Russia proposed amendments to a draft resolution by Ireland and Norway reducing their year-long time frame for deliveries. Council diplomats said consultations were continuing late Wednesday to see if a compromise could be reached.
The Security Council scheduled a vote for Thursday morning. If no compromise appeared, the draft resolution by Ireland and Norway to extend cross-border deliveries for 12 months would be voted on first. If it failed to get nine votes, or was vetoed by Russia, the Russian resolution with a six-month extension would then be put to a vote.
In early July 2020, China and Russia vetoed a U.N. resolution that would have maintained two border crossing points from Turkey to deliver humanitarian aid to Idlib.

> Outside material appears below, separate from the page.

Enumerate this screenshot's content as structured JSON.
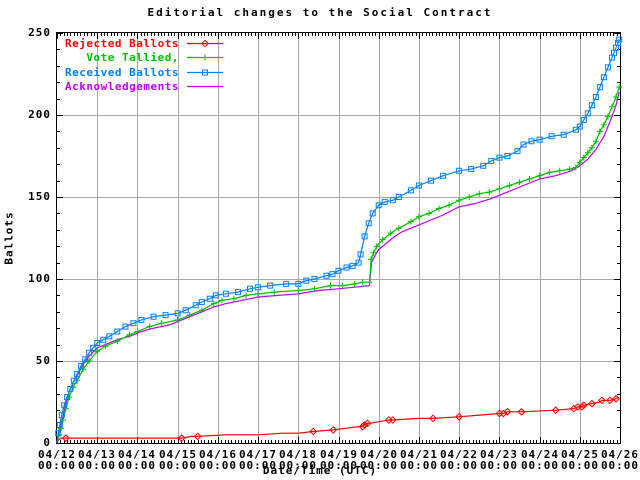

Days later, the council authorized the delivery of aid through just one of those crossings, Bab al-Hawa. That one-year mandate was extended for a year on July 9, 2021, and expires this Sunday.
The Russian proposal called for increased efforts to ensure “full, safe and unhindered” deliveries of humanitarian assistance across conflict lines within Syria, according to the Russian draft obtained Wednesday by The Associated Press.
It also would authorize the establishment of “a special working group” comprising concerned council members, major donors, interested regional parties and representatives of international humanitarian agencies “in order to regularly review and follow-up on the implementation of this resolution.”
Neither of those proposals were in the Ireland-Norway draft resolution.
Northwest Idlib is the last rebel-held bastion in Syria and al Qaida-linked Hayat Tahrir al-Sham is the strongest insurgent group in the region. The U.N. said last week that the first 10 years of the Syrian conflict, which started in 2011, killed more than 300,000 civilians -- the highest official estimate of civilian casualties.
In a letter to Security Council ambassadors obtained Wednesday by the AP, former International Criminal Court chief prosecutor Luis Moreno Ocampo warned that by approving cross-border deliveries to northwest Syria, council members “could find themselves materially supporting a U.N.-designated terrorist organization.”
He said northwest Syria “is controlled by Al Nusra, a U.N. designated terrorist organization affiliated with al Qaida and currently called Hayat Tahrir al-Sham.”
Any support to a "terrorist organization, including humanitarian assistance," is prohibited by previous U.N. Security Council resolutions, Ocampo said.
To avoid a “flagrant violation" of its resolutions, he said the Security Council should have the operation monitoring cross-border deliveries confirm that the al Qaida-linked groups “are not involved in implementing humanitarian aid" or remove Al Nusra-Hayat Tahrir al-Sham from the “terrorist” list.